I was a reporter elbowing into the business of the paper because I wanted more money, a little bit of a raise over the $13 an hour I was making at the time. My paper route was a disaster (sorry folks!). I could not do journalism and another job too.
But there was not enough money to pay more for my work. Maybe it wasn’t good enough. But that’s not what my editor said. He said I was already making more money than most of the other reporters, and “I wish I could give everyone a raise” but he just could not do it.
Meanwhile we were shoveling money into the basement server room, giving away prime ad space to a huge corporation just to be associated with it (and boy would that get worse!), and sticking to our usual story lines – school boards, city councils, the same dozen people quoted in every issue.
Online, at what some of us did not yet see as the “competition,” people were experiencing the exhilarating thrill of unfiltered free speech, talking about sex and drugs and religion, and about how we were being cheated by those in power.
What a couple of decades it has been, as publishers poured resources into the internet and editors beefed up their social media presence pushing readers online, spending millions on computers, from one office; and giving away the conversation we once owned, from another.
Newspapers have not been able to give enough free publicity to the dot-coms that have been their undoing: The Craigslist stories would fill volumes, the Amazon stories even more, and it seems nobody can say anything on Twitter without getting quoted in the newspaper these days, all the better of an opportunity to run that cute little logo again!
Today I look at the scarce jobs in journalism (once a newspaperman, always a newspaperman) and occasionally fire off a resume. I ask for a decent wage, because I am not going to be the lowest-paid person at the city council meeting, and work as hard as I did as a journalist, ever again. I am willing to take a pay cut of about half what I make in financial services writing.

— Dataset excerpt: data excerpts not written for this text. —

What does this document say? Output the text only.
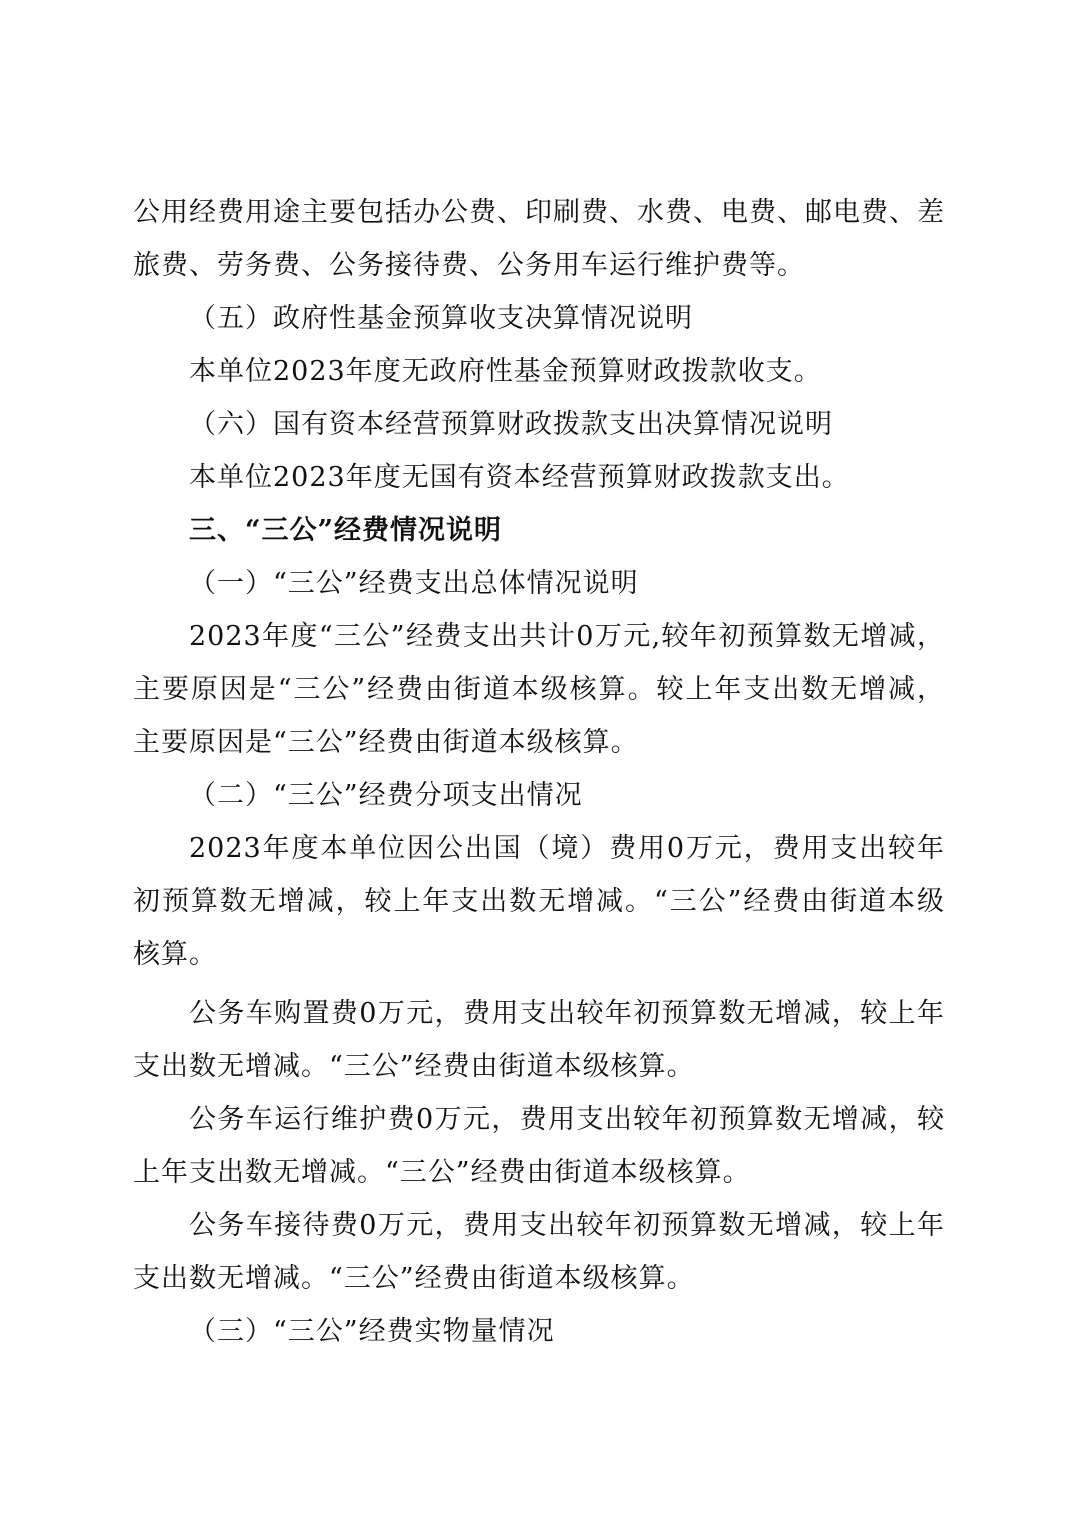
公用经费用途主要包括办公费、印刷费、水费、电费、邮电费、差旅费、劳务费、公务接待费、公务用车运行维护费等。

（五）政府性基金预算收支决算情况说明

本单位2023年度无政府性基金预算财政拨款收支。

（六）国有资本经营预算财政拨款支出决算情况说明

本单位2023年度无国有资本经营预算财政拨款支出。

三、“三公”经费情况说明

（一）“三公”经费支出总体情况说明

2023年度“三公”经费支出共计0万元,较年初预算数无增减，主要原因是“三公”经费由街道本级核算。较上年支出数无增减，主要原因是“三公”经费由街道本级核算。

（二）“三公”经费分项支出情况

2023年度本单位因公出国（境）费用0万元，费用支出较年初预算数无增减，较上年支出数无增减。“三公”经费由街道本级核算。

公务车购置费0万元，费用支出较年初预算数无增减，较上年支出数无增减。“三公”经费由街道本级核算。

公务车运行维护费0万元，费用支出较年初预算数无增减，较上年支出数无增减。“三公”经费由街道本级核算。

公务车接待费0万元，费用支出较年初预算数无增减，较上年支出数无增减。“三公”经费由街道本级核算。

（三）“三公”经费实物量情况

Often, and sadly, I see job offers for “social media first” reporters who take the stories gathered on the newspaper’s dime and give them directly to the internet giants, before viewers of their own websites – and, obviously, their paper products.
The thinking seems to be, social-media-first reporting gets the story out there, and one day, if we don’t kill the newspaper first, a few cents on every dollar will come back to it.

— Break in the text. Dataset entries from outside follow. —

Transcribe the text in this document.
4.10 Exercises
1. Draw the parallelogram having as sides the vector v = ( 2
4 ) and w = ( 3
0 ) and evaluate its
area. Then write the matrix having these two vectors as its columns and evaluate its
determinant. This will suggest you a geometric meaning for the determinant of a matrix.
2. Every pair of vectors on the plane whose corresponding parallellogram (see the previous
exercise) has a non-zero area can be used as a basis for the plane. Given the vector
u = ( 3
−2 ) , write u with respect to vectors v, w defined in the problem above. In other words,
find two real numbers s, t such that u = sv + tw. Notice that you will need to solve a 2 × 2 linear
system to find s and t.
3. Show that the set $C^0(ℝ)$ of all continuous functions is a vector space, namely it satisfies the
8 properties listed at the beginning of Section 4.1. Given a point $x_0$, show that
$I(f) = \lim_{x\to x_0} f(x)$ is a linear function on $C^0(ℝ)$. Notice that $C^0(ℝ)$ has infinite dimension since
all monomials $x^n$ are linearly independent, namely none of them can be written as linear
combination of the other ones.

This, with all the information we now have about how toxic these social media environments are, threatening and abusive and generating intense unhappiness in young people, especially our teenage daughters. Turns out, we needed those editors after all.
When will newspapers stop spending resources on, and driving their readers to, these toxic internet environments?
A hundred inches of stories about the collapsing newspaper industry – a calamity for sure – lays plenty of blame around, and shifts the responsibility for fixing the mess onto readers and the government.
It even offers a “bullish” assessment of the future of the industry, in spite of the shocking charts accompanying the stories: a case of ‘whistling past the cemetery’ if I ever saw one.
But never once do I hear a ‘mea culpa.’
Kudos to The Spokesman-Review for taking a deep dive into the steep decline of newspapers (“The state of newspapers,” June 12). It’s just what I’d expect from a paper I hope survives another 100 years.
However, there is a huge blind spot: The newspaper industry did this to itself. That is, a mountain of cash was frittered away on shiny things rather than reporters, and readers were pushed off to spend their money and have their conversations at the dot-coms.
Before we can solve the problem, we must identify it.
The industry can still save itself.
That would be far better than the solutions outlined in the stories. Government intervention invites regulation that will tie the hands of future journalists.
Thomas Brent Andrews was editor of his college newspaper, Sidelines, then a beat reporter for The Lebanon Democrat, The Review-Appeal, and The Brentwood Journal – all in Tennessee – and the Coeur d’Alene Press between 1994 and 2001.